Bagi para pegawaai negeri, minum kopi juga menjadi semacam aktivitas lain, yang dalam beberapa dekade belakangan sering dilakukan razia oleh para kepala dinas dan pimpinan, karena mbolos jam kantor dan pergi berleha-leha di kedai kopi. Walaupun ini kadang-kadang menjadi semacam ironi, karena tak jarang juga para petinggi dan pejabat menyelesaikan berbagai persoalan penting dan keputusan krusial jusru diselesaikan di kedai kopi. Bahkan, terkadang, persoalan yang begitu rumit dan kompleks dengan mudah diselesaikan di meja kopi.
Mengapa bisa begitu? Karena keberadaan di kedai kopi berlangsung secara informal dan santai, berbeda dengan suasana di kantor yang serba formal, serius dan kadang-kadang tegang dan keras.
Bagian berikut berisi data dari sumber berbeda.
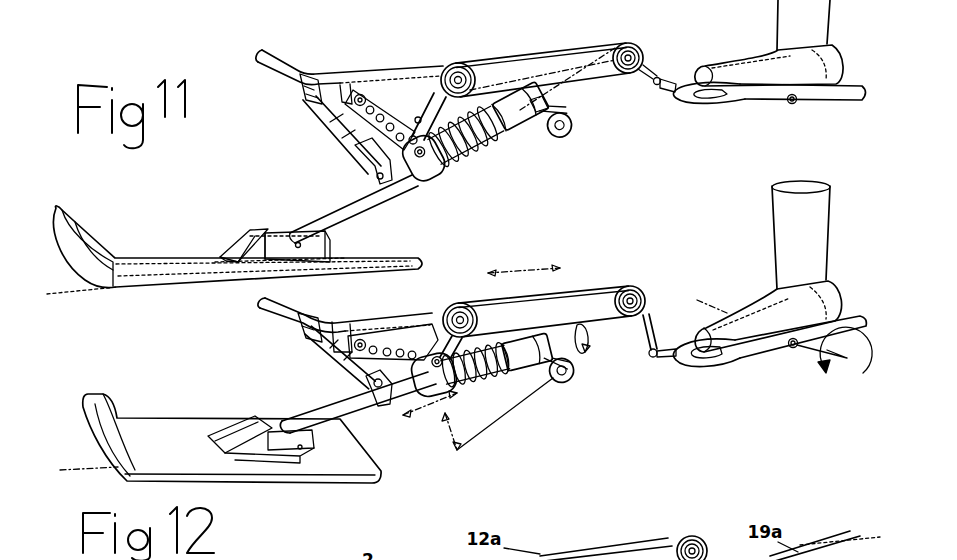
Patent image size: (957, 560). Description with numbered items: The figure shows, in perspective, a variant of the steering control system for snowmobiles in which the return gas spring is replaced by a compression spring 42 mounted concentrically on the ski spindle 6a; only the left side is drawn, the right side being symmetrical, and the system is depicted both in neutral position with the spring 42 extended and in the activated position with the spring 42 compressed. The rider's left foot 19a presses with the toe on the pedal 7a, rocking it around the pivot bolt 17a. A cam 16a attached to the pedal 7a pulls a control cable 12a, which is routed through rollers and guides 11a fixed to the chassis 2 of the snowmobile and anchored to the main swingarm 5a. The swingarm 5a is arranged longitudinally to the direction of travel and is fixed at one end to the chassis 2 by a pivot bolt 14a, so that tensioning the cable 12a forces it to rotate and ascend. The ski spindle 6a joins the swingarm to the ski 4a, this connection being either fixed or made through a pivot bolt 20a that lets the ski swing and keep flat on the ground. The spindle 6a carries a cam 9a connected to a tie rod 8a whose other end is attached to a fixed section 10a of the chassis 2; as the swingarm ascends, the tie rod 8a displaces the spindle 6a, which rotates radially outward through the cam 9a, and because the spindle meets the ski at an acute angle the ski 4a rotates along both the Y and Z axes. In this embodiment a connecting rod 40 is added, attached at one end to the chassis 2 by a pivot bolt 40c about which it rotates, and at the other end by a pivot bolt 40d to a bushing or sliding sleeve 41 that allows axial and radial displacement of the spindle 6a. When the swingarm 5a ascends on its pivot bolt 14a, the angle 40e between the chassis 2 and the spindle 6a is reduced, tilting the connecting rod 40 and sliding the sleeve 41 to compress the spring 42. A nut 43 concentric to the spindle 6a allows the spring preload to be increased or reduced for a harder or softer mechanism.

In FIG. 11, the chassis 2 is at (258, 57).
In FIG. 12, the chassis 2 is at (278, 310).
In FIG. 11, the ski 4a is at (200, 268).
In FIG. 12, the ski 4a is at (187, 437).
In FIG. 11, the main swingarm 5a is at (538, 126).
In FIG. 12, the main swingarm 5a is at (540, 383).
In FIG. 11, the ski spindle 6a is at (335, 212).
In FIG. 12, the ski spindle 6a is at (343, 414).
In FIG. 11, the pedal 7a is at (742, 97).
In FIG. 12, the pedal 7a is at (745, 353).
In FIG. 11, the tie rod 8a is at (318, 127).
In FIG. 12, the tie rod 8a is at (335, 354).
In FIG. 11, the cam 9a is at (405, 160).
In FIG. 12, the cam 9a is at (385, 406).
In FIG. 11, the fixed section 10a is at (300, 90).
In FIG. 12, the fixed section 10a is at (300, 330).
In FIG. 11, the rollers and guides 11a is at (636, 44).
In FIG. 12, the rollers and guides 11a is at (636, 287).
In FIG. 11, the control cable 12a is at (508, 48).
In FIG. 12, the control cable 12a is at (488, 300).
In FIG. 11, the pivot bolt 14a is at (576, 122).
In FIG. 12, the pivot bolt 14a is at (575, 376).
In FIG. 11, the cam 16a is at (668, 88).
In FIG. 12, the cam 16a is at (667, 360).
In FIG. 11, the pivot bolt 17a is at (800, 103).
In FIG. 12, the pivot bolt 17a is at (797, 347).
In FIG. 11, the left foot 19a is at (757, 76).
In FIG. 12, the left foot 19a is at (765, 322).
In FIG. 11, the pivot bolt 20a is at (280, 245).
In FIG. 12, the pivot bolt 20a is at (304, 463).
In FIG. 11, the connecting rod 40 is at (380, 120).
In FIG. 12, the connecting rod 40 is at (395, 343).
In FIG. 11, the pivot bolt 40c is at (360, 94).
In FIG. 12, the pivot bolt 40c is at (360, 339).
In FIG. 11, the pivot bolt 40d is at (430, 138).
In FIG. 11, the angle 40e is at (470, 100).
In FIG. 11, the bushing or sliding sleeve 41 is at (418, 166).
In FIG. 12, the bushing or sliding sleeve 41 is at (434, 374).
In FIG. 11, the compression spring 42 is at (462, 158).
In FIG. 11, the nut 43 is at (548, 104).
Maka di kedai kopi dapat ‘diselesaikan’ dan diputuskan secara damai dan santai.
Bahkan di kota-kota tertentu di Riau, khususnya di kota pesisir seperti Bengkalis, Selat Panjang atau Tanjung Pinang, justru banyak urusan-urusan formal adminsitrasi diselesaikan di meja kopi. Menariknya, para kepala desa dan mungkin kepala dinas harus membawa stempel kantor ke kedai kopi, jadi tak perlu ulang-alik ke kantor. Semua urusan diselesaikan satu pintu di kedai kopi.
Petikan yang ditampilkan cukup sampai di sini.